İbn-i Hacer burada bir ölçü koyar: Sana verilen bir şey, “salahat” (salih biri olman, iyilik yolunda yürümen) niyetiyle verilmişse, sen salih değilsen –ya da o yönde bir gayretin yoksa– bu nimeti almak haramdır. Zira bu durumda, o ihsan ya da görev senin özünle örtüşmemekte, verilme gerekçesine zıt bir şekilde kullanılmaktadır.
- Dinin İnce Tartısı: Haram Olmanın Sebebi
Buradaki “haram” vurgusu, sıradan bir yasaktan öte; kişinin kendi iç dünyasıyla ve Allah’la olan ilişkisini doğrudan ilgilendiren ağır bir sorumluluğu gösterir. Dışarıdan bakıldığında meşru ve helal görünen bir mal, görev ya da yardım; eğer verilme gerekçesiyle kullanılış biçimi örtüşmüyorsa, o zaman Allah katında meşruiyetini yitirir. İşte bu, İslam’ın kalbe dayalı adalet terazisidir.

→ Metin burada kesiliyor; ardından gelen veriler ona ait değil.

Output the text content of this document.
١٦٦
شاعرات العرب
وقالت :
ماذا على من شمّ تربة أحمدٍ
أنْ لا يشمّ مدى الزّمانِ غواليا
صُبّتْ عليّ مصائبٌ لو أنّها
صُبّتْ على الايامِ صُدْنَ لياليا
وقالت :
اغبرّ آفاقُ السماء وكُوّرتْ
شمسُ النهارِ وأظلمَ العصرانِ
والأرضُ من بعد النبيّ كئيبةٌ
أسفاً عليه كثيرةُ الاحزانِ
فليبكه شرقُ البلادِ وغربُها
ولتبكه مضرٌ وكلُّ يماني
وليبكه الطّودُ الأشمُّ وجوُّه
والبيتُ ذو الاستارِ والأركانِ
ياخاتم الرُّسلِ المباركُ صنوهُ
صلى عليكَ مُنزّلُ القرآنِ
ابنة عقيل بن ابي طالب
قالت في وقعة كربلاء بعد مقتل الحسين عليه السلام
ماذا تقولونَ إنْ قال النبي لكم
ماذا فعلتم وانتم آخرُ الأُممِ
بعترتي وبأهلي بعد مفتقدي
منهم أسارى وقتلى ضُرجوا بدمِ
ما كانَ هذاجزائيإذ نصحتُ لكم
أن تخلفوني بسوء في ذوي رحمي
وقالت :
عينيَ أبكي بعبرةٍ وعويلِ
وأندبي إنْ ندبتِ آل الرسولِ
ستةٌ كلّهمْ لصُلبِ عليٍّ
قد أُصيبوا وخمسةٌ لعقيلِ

Bir makama, bir ilme, bir zenginliğe ya da bir göreve “hizmet etsin, salih amel işlesin” diye getirilen kişi; eğer nefsine uyar, tembelliğe sapar, dünyaya meylederse o zaman o ihsan ona ceza olur. Ve bu ceza dünyada gafletle, ahirette ise hesapla kendini gösterir.

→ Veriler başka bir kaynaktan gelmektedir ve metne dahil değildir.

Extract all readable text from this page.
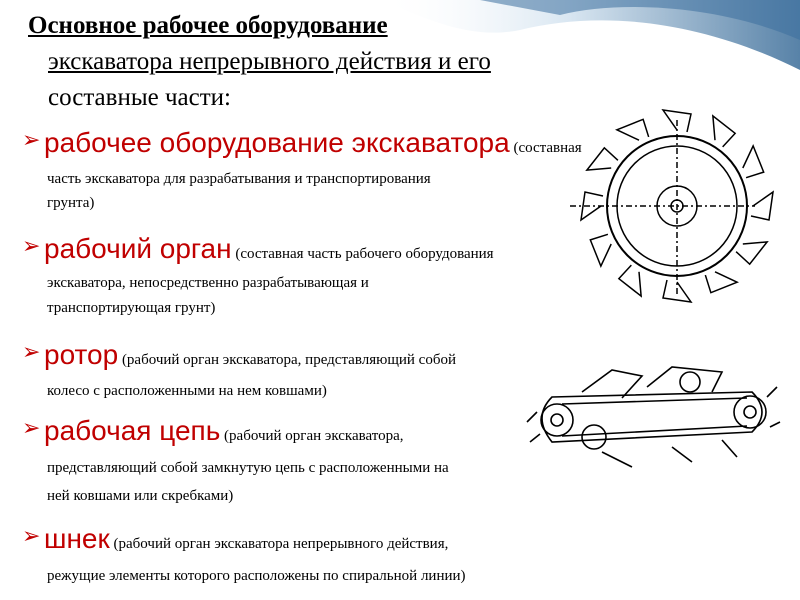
Основное рабочее оборудование
экскаватора непрерывного действия и его
составные части:
➢ рабочее оборудование экскаватора (составная
часть экскаватора для разрабатывания и транспортирования
грунта)
➢ рабочий орган (составная часть рабочего оборудования
экскаватора, непосредственно разрабатывающая и
транспортирующая грунт)
➢ ротор (рабочий орган экскаватора, представляющий собой
колесо с расположенными на нем ковшами)
➢ рабочая цепь (рабочий орган экскаватора,
представляющий собой замкнутую цепь с расположенными на
ней ковшами или скребками)
➢ шнек (рабочий орган экскаватора непрерывного действия,
режущие элементы которого расположены по спиральной линии)
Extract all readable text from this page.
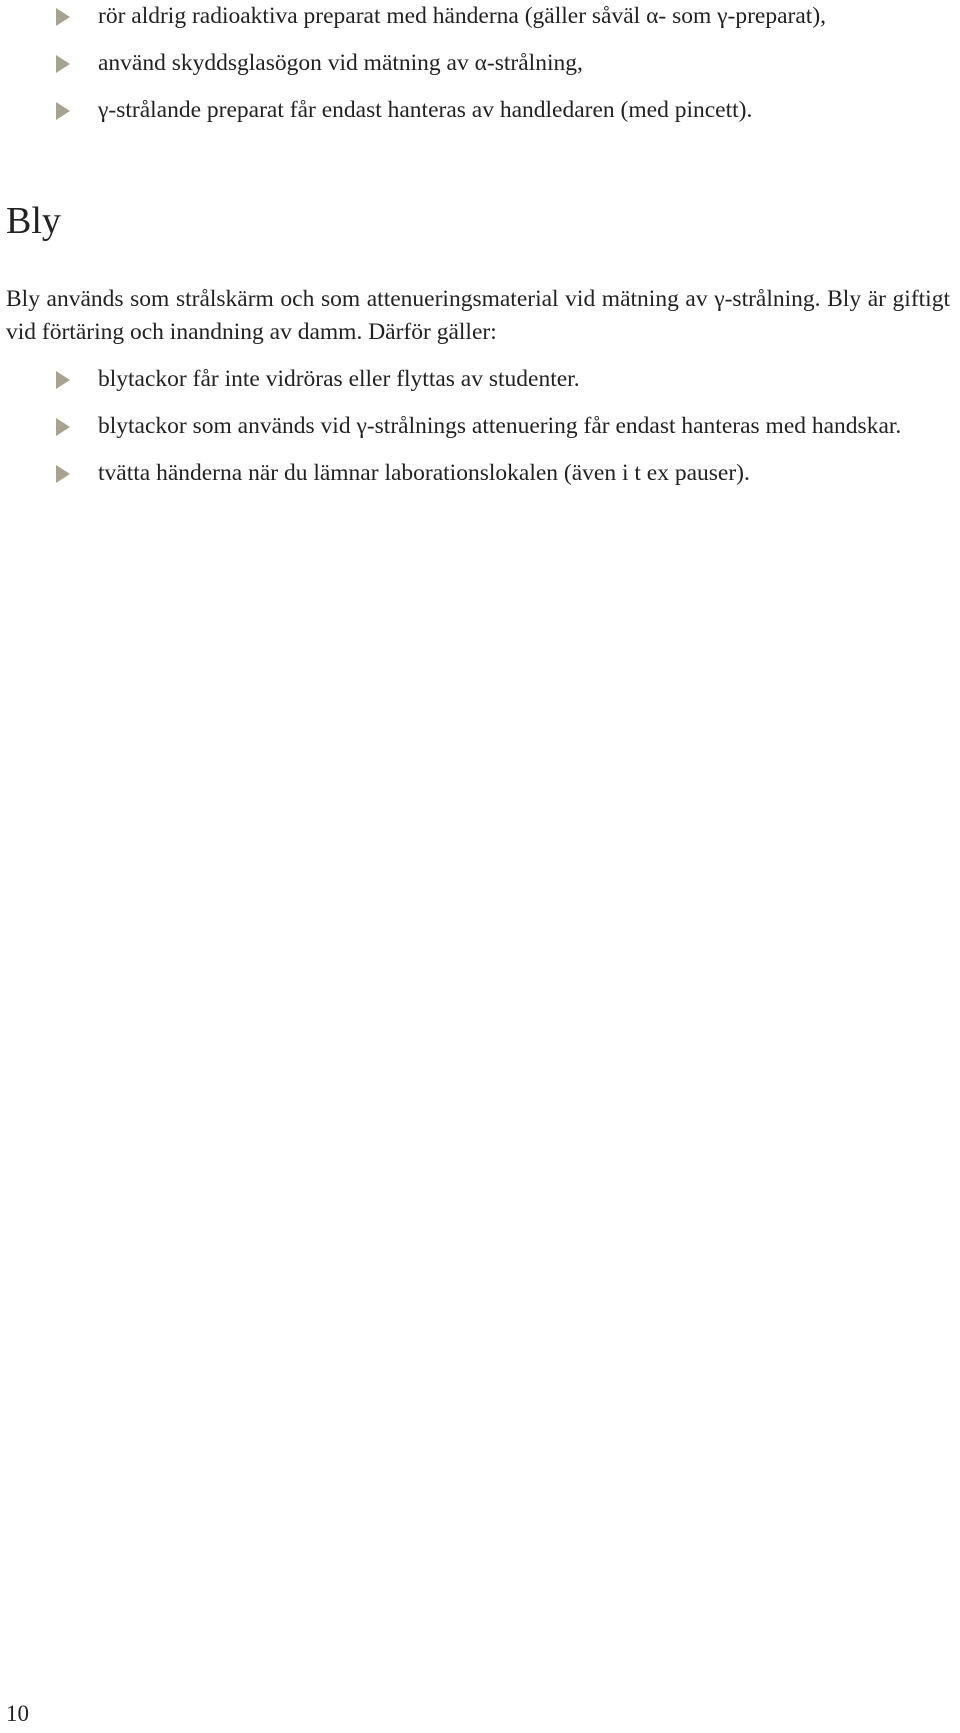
rör aldrig radioaktiva preparat med händerna (gäller såväl α- som γ-preparat),
använd skyddsglasögon vid mätning av α-strålning,
γ-strålande preparat får endast hanteras av handledaren (med pincett).
Bly

Bly används som strålskärm och som attenueringsmaterial vid mätning av γ-strålning. Bly är giftigt vid förtäring och inandning av damm. Därför gäller:

blytackor får inte vidröras eller flyttas av studenter.
blytackor som används vid γ-strålnings attenuering får endast hanteras med handskar.
tvätta händerna när du lämnar laborationslokalen (även i t ex pauser).
10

- Günümüz İçin Derin Bir İbret
Bugün nice insanlar makam, mevki, unvan, burs, yardım ya da şöhret sahibi oluyorlar. Ancak bu imkânlar kendilerine salih amel işlesinler, Allah’a kullukta daha ileri gitsinler diye verildi mi? Ve onlar bu nimetleri gerçekten bu niyetle mi kullanıyorlar? Eğer kullanmıyorlarsa, İbn-i Hacer’in ifadesiyle bu nimetler harama dönüşmüştür.
Yani, bir cami yaptıran, ama niyeti gösteriş olan kişi… Bir kamu görevini sadece kendi menfaati için kullanan memur… İlmi, dini ya da sosyal bir mevkii halkı aydınlatmak için değil, gururunu tatmin etmek için kullanan kişi… Bunların hepsi, kendilerine salih niyetlerle verilen imkanları israf etmiş ve onları harama çevirmiş olur.
- Nimetin Vebale Dönüştüğü Yer
Kur’an’da da benzer bir uyarı vardır:
> “Ey iman edenler! Allah’a ve peygambere hainlik etmeyin. Bile bile kendinize verilen emanetlere de hainlik etmeyin.” (Enfâl, 27)
Emanet, sadece eşya değil; aynı zamanda görev, bilgi, makam ve itibar da olabilir. Ve bu emanet, niyetle beraber değerlendirilmelidir.
Sonuç ve Özet
İbn-i Hacer’in ifadesi, İslam ahlakında niyetin ne denli belirleyici olduğunu ve kişiye verilen nimetlerin sadece dış görünüşle değil, verilme maksadı ve kişinin deruni haliyle de değerlendirilmesi gerektiğini hatırlatır. Salahat niyetiyle verilmiş bir şeyi salih olmayan birinin alması, o nimeti harama dönüştürür. Çünkü İslam’da sadece niyet değil, niyete uygun hareket de sorumluluğun bir parçasıdır.
Özetle:
Salahat niyetiyle verilen nimetler, ancak salih kimseler için helaldir.
Niyet ile eylem arasında bir tezat varsa, o nimet vebale dönüşür.
Kişi kendisine verilen imkânları niyetine uygun şekilde kullanmalı, aksi halde harama bulaşmış olur.
Bu ölçü, dünyevi başarıların değil, ilahi rızanın esas alındığı hakiki adalet sistemidir.